Setelah memastikan data dan waktu yang tepat, tim langsung melakukan penggerebekan ke lokasi. Di hadapan kedua tersangka, petugas berhasil menemukan dan menyita sejumlah barang bukti yang sangat mencolok. 


Di antaranya adalah satu kotak kecil berwarna putih berisi dua paket kecil narkotika jenis sabu yang dibungkus plastik klip bening, ditambah satu paket kecil tambahan. Total berat bruto narkotika yang berhasil disita mencapai 3,05 gram.

 

Selain barang terlarang itu, petugas juga mengamankan perlengkapan pembungkus yang diduga akan digunakan untuk memecah barang menjadi ukuran lebih kecil, yaitu sebanyak 21 lembar plastik klip bening (3 buah berbandrol dan 18 buah polos). 


Tidak ketinggalan, uang Rp.100 ribu diduga hasil penjualan, serta satu unit ponsel merek Samsung Galaxy A03 Core warna hitam yang digunakan tersangka untuk berkomunikasi dalam setiap transaksi.

 

Dari hasil interogasi dan pengembangan penyidikan, tersangka AA mengakui bahwa barang bukti sabu yang ditemukannya diperoleh dari seseorang berinisial D yang beroperasi di wilayah sekitar Sarudik. 

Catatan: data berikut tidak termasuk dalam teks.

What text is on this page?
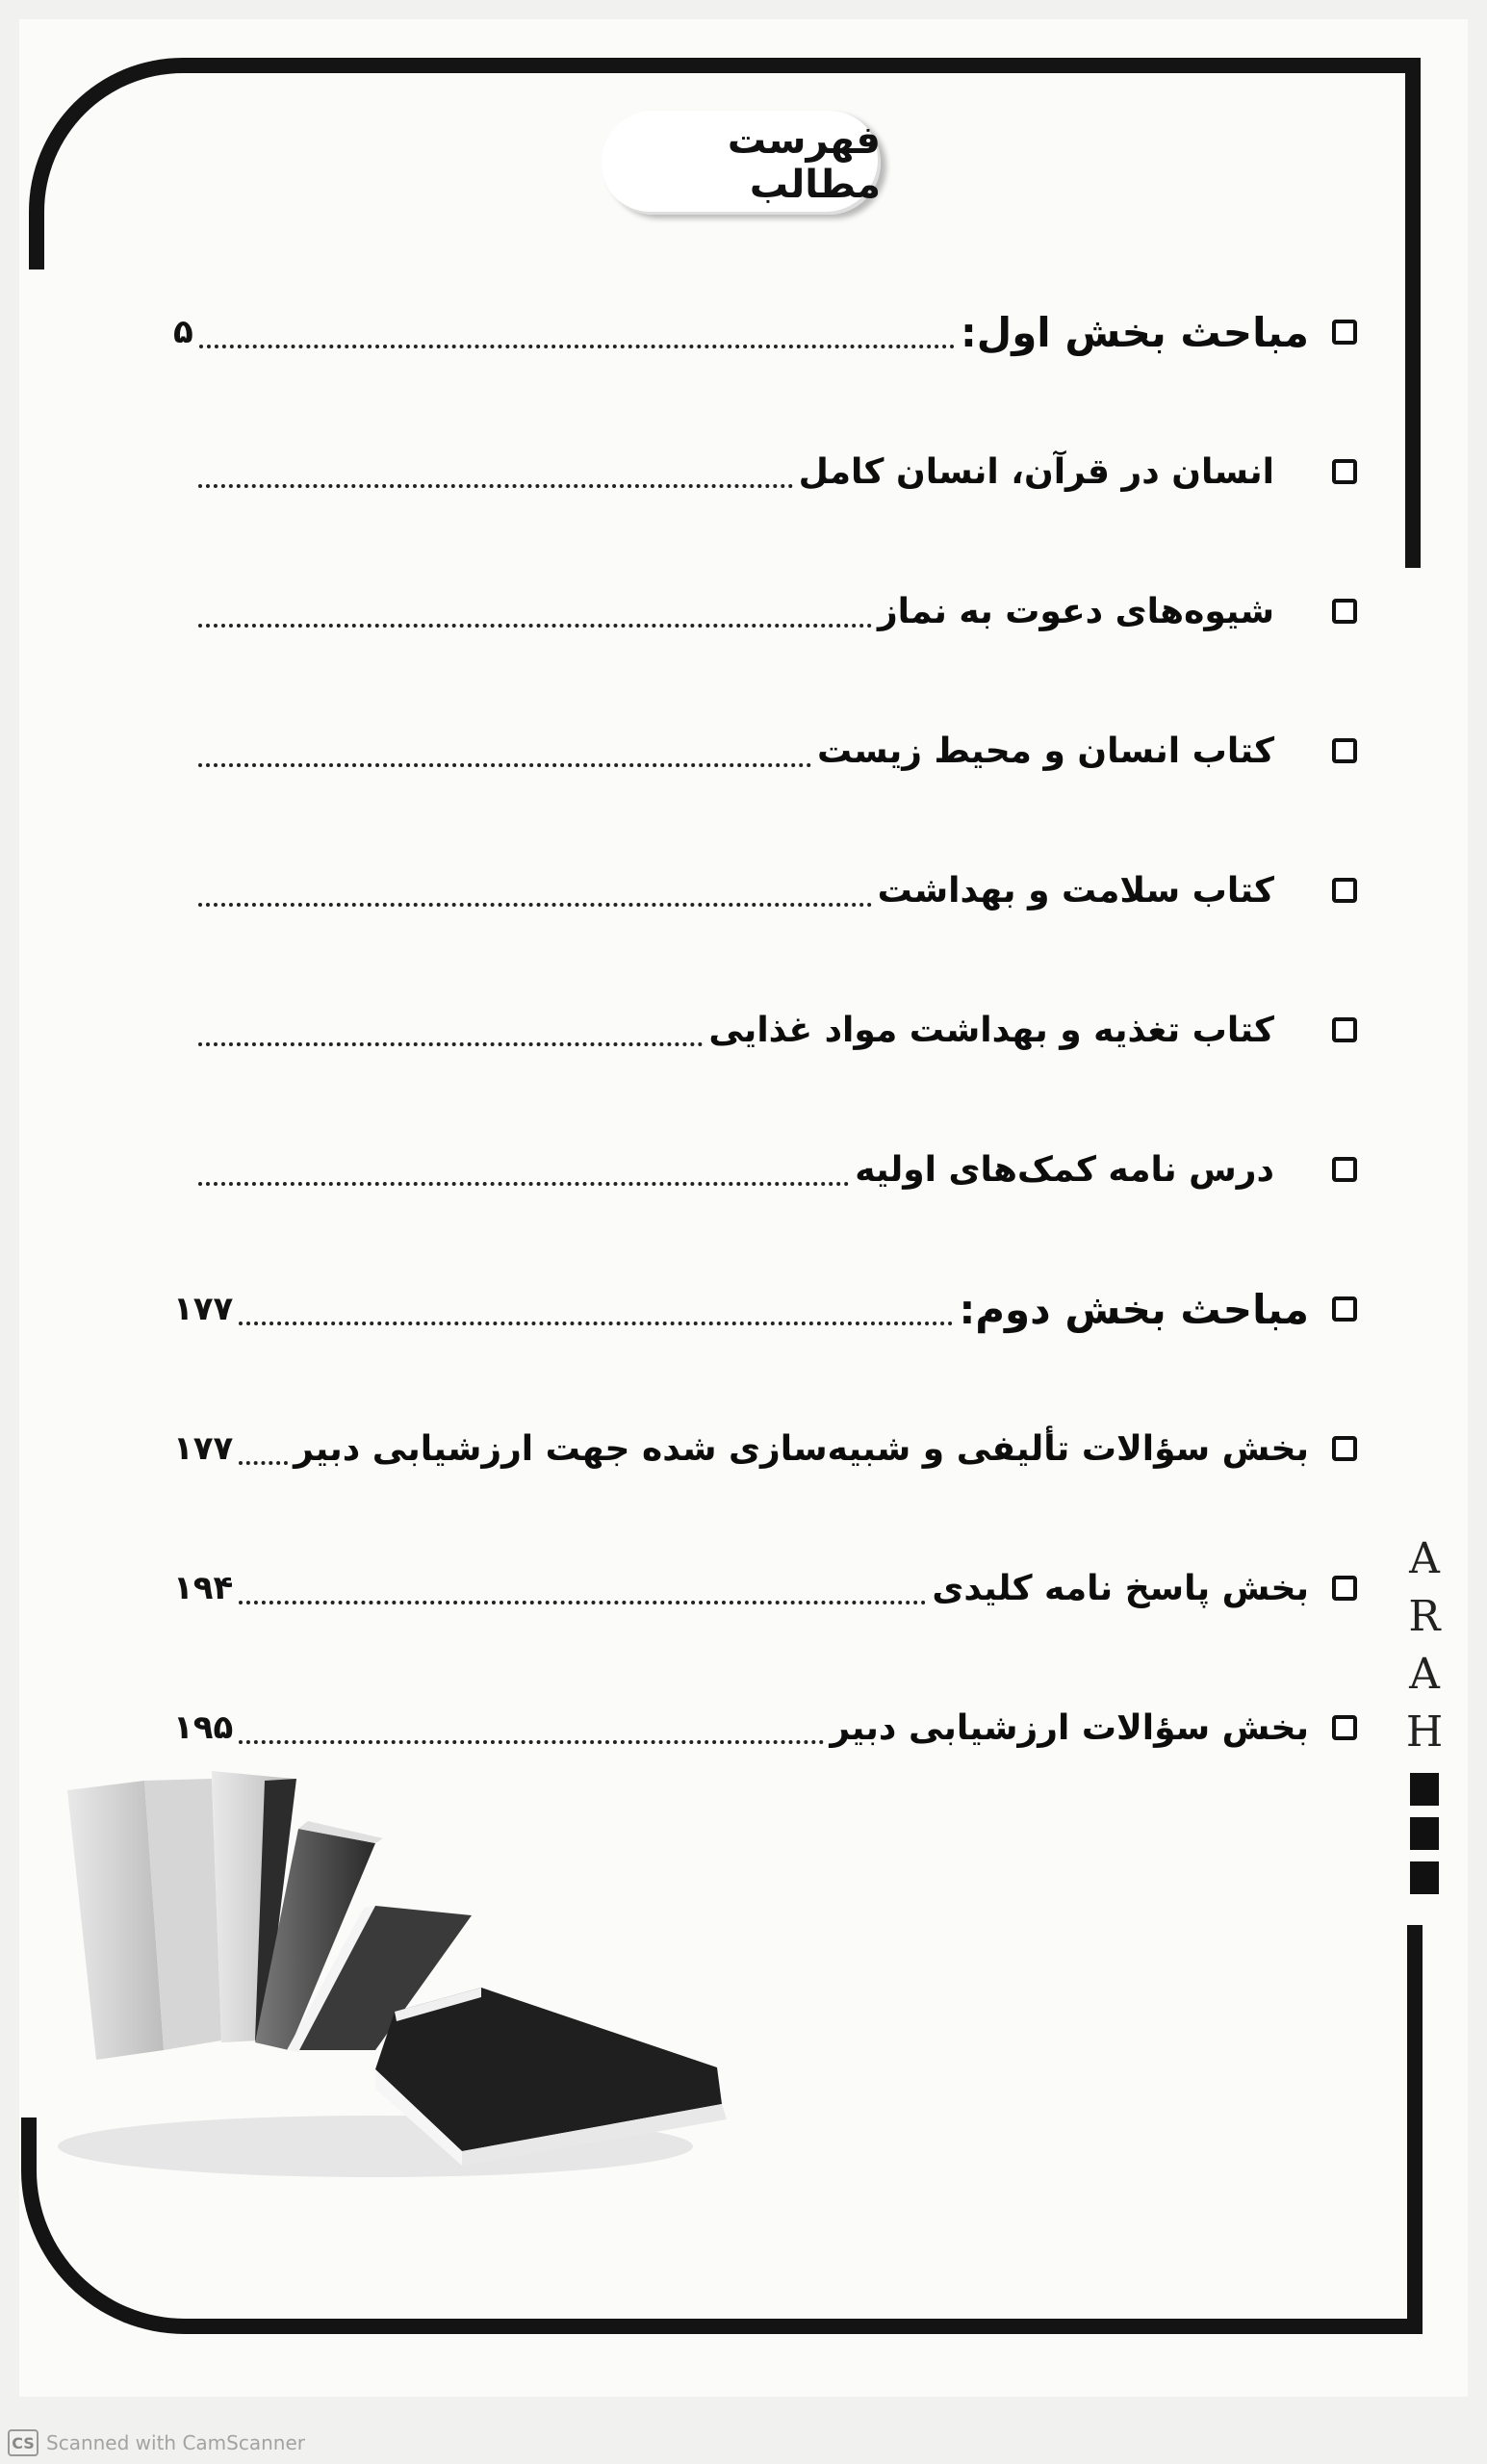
فهرست مطالب
مباحث بخش اول:
۵
انسان در قرآن، انسان کامل
شیوه‌های دعوت به نماز
کتاب انسان و محیط زیست
کتاب سلامت و بهداشت
کتاب تغذیه و بهداشت مواد غذایی
درس نامه کمک‌های اولیه
مباحث بخش دوم:
۱۷۷
بخش سؤالات تألیفی و شبیه‌سازی شده جهت ارزشیابی دبیر
۱۷۷
بخش پاسخ نامه کلیدی
۱۹۴
بخش سؤالات ارزشیابی دبیر
۱۹۵
A
R
A
H
CS Scanned with CamScanner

Saat ini, tim penyidik tengah memfokuskan pengejaran terhadap D yang telah masuk dalam Daftar Pencarian Orang (DPO) Satresnarkoba Polres Tapteng.

 

Kedua tersangka beserta seluruh barang bukti telah dibawa ke Markas Besar Polres Tapteng di Jalan Jenderal Faisal Tanjung Pandan untuk menjalani proses hukum lebih lanjut. 


Kedua pelaku kini dijerat dengan Undang-Undang Nomor 35 Tahun 2009 tentang Narkotika, dengan ancaman hukuman yang berat.

 

Polres Tapteng kembali menegaskan komitmennya untuk terus memutus mata rantai peredaran narkoba hingga ke akar-akarnya. 


Pihak kepolisian juga mengapreiasi peran aktif masyarakat yang berani melapor, dan mengajak warga untuk tidak segan-segan menyampaikan informasi jika menemukan indikasi penyalahgunaan atau perdagangan barang haram tersebut di lingkungan masing-masing.